Mine is still very much yellow and is about 30 inches long

I will find some more pictures to show you since this one isn't great but it is one i had lying around.

She is Argentine (i hope), has the two scales between the eyes and nostrils.


----------



## La-Price (Jun 17, 2011)

looks like an argentine to me, but id wait for a more experinced eye XD
but the coloring should fade to b\w, some actually get orange in places, theres a picture of one like that on here somewhere...


----------



## rrcoolj (Jun 17, 2011)

She does look like an Argentine but the colors throw me off. Could the lighting cause the yellow coloration? I have never seen yellow on a tegu. Orange on the belly maybe. Then every tegu is different so yours might loose that "yellow" coloration as it ages. Could we see some close up photos?


----------



## breezewon (Jun 17, 2011)

she is very orange on her belly and quite yellow/green where i expected her to go white. I will get some other pictures. The light may be making her look more colorful than she really is but it is noticably not white


----------



## Rhetoric (Jun 17, 2011)

It could be the light contributing to the colors. Guru looks different under an MVB compared to a UVB. I would say shes an argentine, shes got that stripe going down her side. None of my tegus were really yellow like that though. What kind of substrate are you keeping her on? I saw somewhere (I'll try to find it) that sometimes the substrate can sort of stain their undersides. I'm not sure how true that is since they shed all the time when they're younger. One of my tegus has always had an orange-y belly and he never grew out of it.


----------



## breezewon (Jun 17, 2011)

she's on topsoil now but was on cypress before she moved into the big enclosure. always been pretty orange.

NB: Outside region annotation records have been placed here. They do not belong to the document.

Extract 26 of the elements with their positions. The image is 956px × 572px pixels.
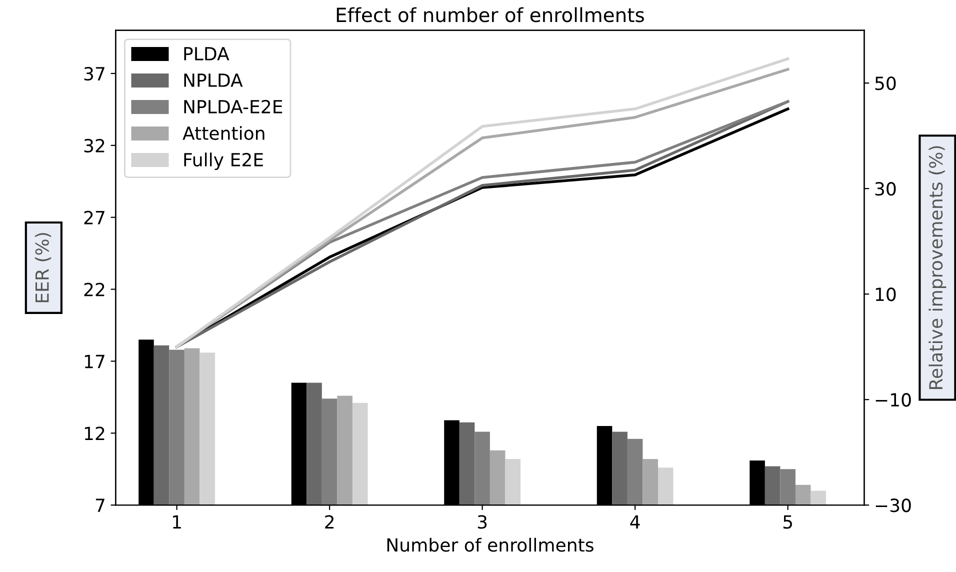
y2-tick-label: 10 [876, 288, 896, 302]
x-axis-title: Number of enrollments [387, 538, 594, 552]
y-tick-label: 22 [84, 282, 104, 296]
y-tick-label: 27 [84, 210, 104, 224]
y-tick-label: 32 [84, 138, 104, 153]
x-tick-label: 5 [783, 515, 792, 529]
y-tick-label: 7 [96, 498, 104, 512]
y-axis-title: EER (%) [34, 233, 52, 302]
y2-tick-label: −10 [876, 393, 911, 407]
legend-label: Attention [182, 126, 264, 140]
x-tick-label: 3 [478, 515, 487, 529]
chart-title: Effect of number of enrollments [336, 7, 644, 22]
legend-label: Fully E2E [184, 152, 263, 170]
y-tick-label: 12 [84, 426, 104, 440]
y-tick-label: 17 [84, 354, 104, 368]
x-tick-label: 4 [630, 515, 640, 529]
legend-label: NPLDA-E2E [184, 100, 282, 114]
x-tick-label: 1 [173, 515, 181, 529]
legend-label: PLDA [184, 47, 230, 60]
y2-tick-label: −30 [876, 498, 911, 512]
y2-tick-label: 50 [875, 76, 896, 90]
y-tick-label: 37 [84, 66, 104, 81]
legend-label: NPLDA [184, 74, 243, 87]
x-tick-label: 2 [325, 515, 334, 529]
y2-tick-label: 30 [875, 182, 896, 196]
y2-axis-title: Relative improvements (%) [928, 146, 946, 389]
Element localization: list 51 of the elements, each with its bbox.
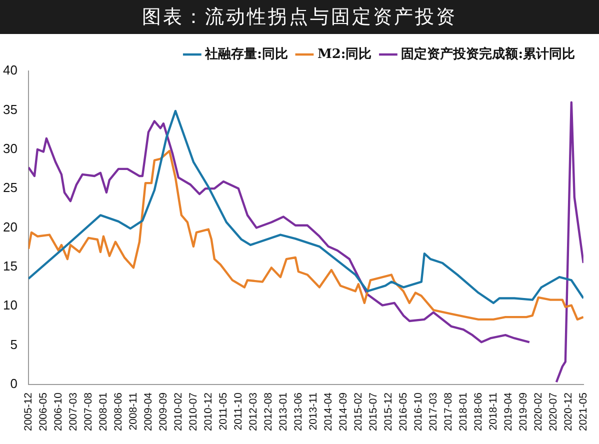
legend-label: 社融存量:同比: [204, 46, 288, 62]
chart-title: 图表：流动性拐点与固定资产投资: [0, 0, 599, 34]
x-tick-label: 2020-12: [562, 392, 574, 432]
x-tick-label: 2016-05: [397, 392, 410, 432]
y-tick-label: 25: [2, 180, 18, 196]
x-tick-label: 2021-05: [577, 392, 590, 432]
x-tick-label: 2015-02: [352, 392, 364, 432]
x-tick-label: 2015-07: [367, 392, 380, 432]
y-tick-label: 10: [2, 298, 18, 313]
x-tick-label: 2006-05: [37, 392, 50, 432]
x-tick-label: 2005-12: [22, 392, 34, 432]
x-tick-label: 2010-02: [172, 392, 184, 432]
x-tick-label: 2014-09: [337, 392, 350, 432]
x-tick-label: 2008-06: [112, 392, 124, 432]
x-tick-label: 2011-05: [217, 392, 230, 430]
x-tick-label: 2019-04: [502, 392, 514, 432]
x-tick-label: 2020-07: [547, 392, 560, 432]
x-tick-label: 2006-10: [52, 392, 64, 432]
x-tick-label: 2010-12: [202, 392, 214, 432]
x-tick-label: 2014-04: [322, 392, 334, 432]
x-tick-label: 2017-08: [442, 392, 454, 432]
x-tick-label: 2018-01: [457, 392, 470, 432]
y-tick-label: 40: [2, 62, 18, 78]
x-tick-label: 2009-04: [142, 392, 154, 432]
legend-label: M2:同比: [317, 46, 372, 62]
x-tick-label: 2007-08: [82, 392, 94, 432]
y-tick-label: 0: [10, 376, 18, 392]
x-tick-label: 2008-11: [127, 392, 140, 430]
x-tick-label: 2018-06: [472, 392, 484, 432]
x-tick-label: 2012-03: [247, 392, 260, 432]
x-tick-label: 2007-03: [67, 392, 80, 432]
y-tick-label: 35: [2, 102, 18, 117]
y-tick-label: 15: [2, 258, 18, 274]
x-tick-label: 2015-12: [382, 392, 394, 432]
x-tick-label: 2013-01: [277, 392, 290, 432]
y-tick-label: 5: [10, 336, 18, 352]
x-tick-label: 2017-03: [427, 392, 440, 432]
x-tick-label: 2011-10: [232, 392, 244, 430]
x-tick-label: 2019-09: [517, 392, 530, 432]
x-tick-label: 2009-09: [157, 392, 170, 432]
x-tick-label: 2010-07: [187, 392, 200, 432]
x-tick-label: 2018-11: [487, 392, 500, 430]
x-tick-label: 2012-08: [262, 392, 274, 432]
x-tick-label: 2008-01: [97, 392, 110, 432]
x-tick-label: 2013-06: [292, 392, 304, 432]
y-tick-label: 20: [2, 219, 18, 234]
legend-label: 固定资产投资完成额:累计同比: [401, 46, 576, 62]
x-tick-label: 2013-11: [307, 392, 320, 430]
x-tick-label: 2016-10: [412, 392, 424, 432]
x-tick-label: 2020-02: [532, 392, 544, 432]
y-tick-label: 30: [2, 140, 18, 156]
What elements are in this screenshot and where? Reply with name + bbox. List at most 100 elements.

In other news, i'm pumped about the cleveland reptile show sunday!

http://img812.imageshack.us/img812/6100/20110527132835428.jpg

that's another picture of her i stole from my previous thread. Doesn't look quite as yellow but certainly not white


----------



## Rhetoric (Jun 17, 2011)

I think its cool! Maybe she'll keep it


----------



## reptastic (Jun 17, 2011)

That is a normal b/w,All of my b/W's went through a phase were they had yellow tint to them, they went from green heads, to white to yellow, each of them turned bk white at different stages there was no specific tiing, as far as the orange bellies mostly all argentine tegus get those usually they are brighter during hibernation season and will be faint during the rest of the year


----------



## herpgirl2510 (Jun 17, 2011)

She looks very pretty.


----------



## jondancer (Jun 20, 2011)

Looks like an awesome cage.


----------